The Cost of Being Sexy. Lesley Evans Ogden. BioScience, Volume 68, Issue 6, 1 January 1753, Pages 393–399, https://doi.org/10.1093/biosci/biy043
The long quest to understand male sexual traits, testosterone, and immunocompetence
Cape ground squirrels have captured Jane Waterman's fascination for the last 30 years. “They’re so cool,” effuses Waterman. Studying them in South Africa, where these beguiling, furry mammals breed year round, she has revealed a treasure trove of surprises. Extremely social, females live in family groups with their young. Males disperse from their family group at about 3 years old, joining bachelor groups. In these all-male groups, males sleep together, groom one another, and move together through the veld. Males have no dominance hierarchy and defend no territories, and it is rare to see any sort of aggressive behavior, explains Waterman. But on the day when a female enters estrus, which lasts about 3 hours, an average of 11 males show up to try to breed. Winners in this mating game are typically older, in better body condition, and “well endowed” with big testes and more sperm, she says. Big testes, theory holds, are usually supported with an abundance of testosterone. But Waterman has not found their testosterone levels higher than those in a lot of other less-endowed species.

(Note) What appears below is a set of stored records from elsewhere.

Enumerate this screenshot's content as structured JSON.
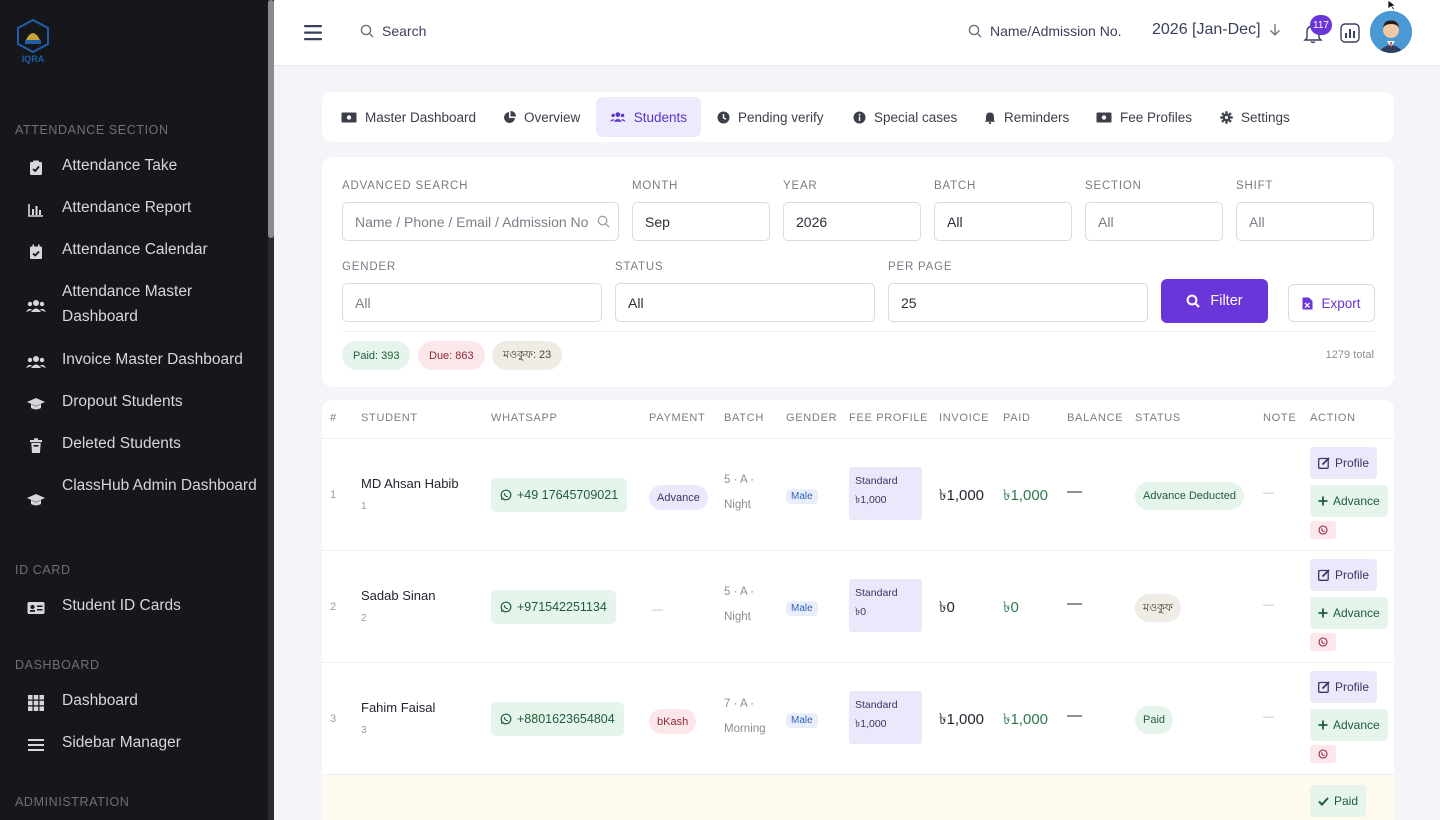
{
  "sidebar": {
    "logo_text": "IQRA",
    "sections": [
      {
        "title": "ATTENDANCE SECTION"
      },
      {
        "title": "ID CARD"
      },
      {
        "title": "DASHBOARD"
      },
      {
        "title": "ADMINISTRATION"
      }
    ],
    "items": [
      {
        "label": "Attendance Take",
        "icon": "clipboard-check-icon"
      },
      {
        "label": "Attendance Report",
        "icon": "bar-chart-icon"
      },
      {
        "label": "Attendance Calendar",
        "icon": "calendar-check-icon"
      },
      {
        "label": "Attendance Master Dashboard",
        "icon": "users-icon"
      },
      {
        "label": "Invoice Master Dashboard",
        "icon": "users-icon"
      },
      {
        "label": "Dropout Students",
        "icon": "graduation-cap-icon"
      },
      {
        "label": "Deleted Students",
        "icon": "trash-icon"
      },
      {
        "label": "ClassHub Admin Dashboard",
        "icon": "graduation-cap-icon"
      },
      {
        "label": "Student ID Cards",
        "icon": "id-card-icon"
      },
      {
        "label": "Dashboard",
        "icon": "grid-icon"
      },
      {
        "label": "Sidebar Manager",
        "icon": "list-icon"
      }
    ]
  },
  "header": {
    "search_label": "Search",
    "name_search_label": "Name/Admission No.",
    "year": "2026 [Jan-Dec]",
    "notification_count": "117"
  },
  "tabs": [
    {
      "label": "Master Dashboard",
      "icon": "money-icon"
    },
    {
      "label": "Overview",
      "icon": "pie-chart-icon"
    },
    {
      "label": "Students",
      "icon": "users-icon",
      "active": true
    },
    {
      "label": "Pending verify",
      "icon": "clock-icon"
    },
    {
      "label": "Special cases",
      "icon": "info-icon"
    },
    {
      "label": "Reminders",
      "icon": "bell-icon"
    },
    {
      "label": "Fee Profiles",
      "icon": "money-icon"
    },
    {
      "label": "Settings",
      "icon": "gear-icon"
    }
  ],
  "filters": {
    "advanced_search_label": "ADVANCED SEARCH",
    "advanced_search_placeholder": "Name / Phone / Email / Admission No",
    "month_label": "MONTH",
    "month": "Sep",
    "year_label": "YEAR",
    "year": "2026",
    "batch_label": "BATCH",
    "batch": "All",
    "section_label": "SECTION",
    "section": "All",
    "shift_label": "SHIFT",
    "shift": "All",
    "gender_label": "GENDER",
    "gender": "All",
    "status_label": "STATUS",
    "status": "All",
    "per_page_label": "PER PAGE",
    "per_page": "25",
    "filter_button": "Filter",
    "export_button": "Export",
    "pills": {
      "paid": "Paid: 393",
      "due": "Due: 863",
      "waived": "মওকুফ: 23"
    },
    "total": "1279 total"
  },
  "table": {
    "headers": [
      "#",
      "STUDENT",
      "WHATSAPP",
      "PAYMENT",
      "BATCH",
      "GENDER",
      "FEE PROFILE",
      "INVOICE",
      "PAID",
      "BALANCE",
      "STATUS",
      "NOTE",
      "ACTION"
    ],
    "rows": [
      {
        "num": "1",
        "name": "MD Ahsan Habib",
        "id": "1",
        "whatsapp": "+49 17645709021",
        "payment": "Advance",
        "batch1": "5 · A ·",
        "batch2": "Night",
        "gender": "Male",
        "fee1": "Standard",
        "fee2": "৳1,000",
        "invoice": "৳1,000",
        "paid": "৳1,000",
        "balance": "—",
        "status": "Advance Deducted",
        "note": "—"
      },
      {
        "num": "2",
        "name": "Sadab Sinan",
        "id": "2",
        "whatsapp": "+971542251134",
        "payment": "—",
        "batch1": "5 · A ·",
        "batch2": "Night",
        "gender": "Male",
        "fee1": "Standard",
        "fee2": "৳0",
        "invoice": "৳0",
        "paid": "৳0",
        "balance": "—",
        "status": "মওকুফ",
        "note": "—"
      },
      {
        "num": "3",
        "name": "Fahim Faisal",
        "id": "3",
        "whatsapp": "+8801623654804",
        "payment": "bKash",
        "batch1": "7 · A ·",
        "batch2": "Morning",
        "gender": "Male",
        "fee1": "Standard",
        "fee2": "৳1,000",
        "invoice": "৳1,000",
        "paid": "৳1,000",
        "balance": "—",
        "status": "Paid",
        "note": "—"
      }
    ],
    "action_profile": "Profile",
    "action_advance": "Advance",
    "action_paid": "Paid"
  },
  "colors": {
    "accent": "#6a35d9",
    "sidebar_bg": "#16171b",
    "paid_green": "#e6f5ec",
    "due_red": "#fbe7ea"
  }
}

This intrigued her. It seemed to Waterman that to support big testes, males had to be able to keep testosterone going year round. In these squirrels, she also found more ectoparasites on males than on females—not only when males are wide-ranging adults but also when they are homebody juveniles. Her hunch was that an influx of testosterone drives a reduced male ability to fend off ectoparasites, espousing an idea known as the immunocompetence handicap hypothesis (ICHH). It is a hypothesis that she, with a graduate student, has recently tested experimentally.
Waterman's test of the ICHH follows on the heels of hundreds of studies since the idea was first articulated in The American Naturalist by Ivar Folstad and Andrew Karter in 1992. The ICHH proposes that elaborate male ornaments or signs of vigor are mediated at least in part by testosterone but that testosterone is costly in terms of compromising immune function. The ICHH is an influential hypothesis tracing its lineage back to Darwin's first musings about the tail of the peacock, the antlers of deer, and other exaggerated male traits that could attract the attention of females but might be costly for survival. For scientists who had long thought about sexual selection from a theoretical standpoint, here was a potential mechanism to explain it. The duality of testosterone—sexy but costly—suggested authors Folstad and Karter, provides a cue to choosy females as to which males cope with this burden best.